Linklater ha construido un monumento cinematográfico a la infancia, al crecimiento, a la búsqueda del lugar en el mundo de un joven. Pero también ha trazado un relato sobre la paternidad y la maternidad, sobre el crecimiento de un adulto frente a las responsabilidades de todo tipo. Y lo ha hecho, una vez más, a través de apuntes, de retazos de existencia. También sobre su condición de cineasta enfrentado a sus intereses como tal en una película que reúne todo aquello que ha ido desarrollando durante su filmografía, la cual ya era antes de Boyhood una de las más coherentes y estimulantes de las últimas décadas. En Boyhood hay ecos de muchas de sus obras anteriores y su personalidad como creador se hace más que patente tanto en las imágenes como en los diálogos. A este respecto, la película acaba siendo un experimento en tanto a reescritura de muchas de sus obras anteriores pero sin caer en la autocita complaciente.

 

 

 

 

 

Todo lo dicho anteriormente es quizá bastante poco para lo que ofrece una obra como Boyhood.
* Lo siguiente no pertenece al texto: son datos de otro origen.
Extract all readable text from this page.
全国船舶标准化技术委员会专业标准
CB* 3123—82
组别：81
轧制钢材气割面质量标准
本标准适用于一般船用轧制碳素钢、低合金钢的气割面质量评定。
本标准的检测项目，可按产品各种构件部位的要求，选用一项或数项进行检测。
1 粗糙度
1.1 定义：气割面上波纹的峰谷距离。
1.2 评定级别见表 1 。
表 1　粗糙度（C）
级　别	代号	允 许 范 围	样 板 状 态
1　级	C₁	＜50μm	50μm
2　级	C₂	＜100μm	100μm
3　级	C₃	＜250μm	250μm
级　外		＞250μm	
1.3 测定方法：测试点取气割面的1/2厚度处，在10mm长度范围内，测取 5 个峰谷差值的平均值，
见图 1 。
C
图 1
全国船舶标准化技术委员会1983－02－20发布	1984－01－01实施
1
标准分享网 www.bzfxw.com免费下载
Que debe verse y, sobre todo, experimentarse. Porque es una película que representa a la perfección una tendencia del cine contemporáneo que desde una clara apuesta narrativa busca transmitir sensaciones y emociones desde un cierto sentido abstracto en su construcción, con fuertes rupturas de continuidad en su historia (en este caso más que justificadas) en la que las partes son importantes tano de forma individual como en su conjunto; que en Boyhood, además, tiene un mayor sentido dado su naturaleza de dispositivo de la memoria y abre interesantes caminos para el relato cinematográfico futuro.

 

 

Linklater, como evidencian ese comienzo y ese final, llama la atención con detenerse y mirar alrededor. Porque Boyhood no solo habla y representa el paso del tiempo, sino que también lo hace sobre el presente, el ahora, sobre vivir justo el momento y, ante todo, de vivir cada parte de él, incluso aquel considerado más intrascendental.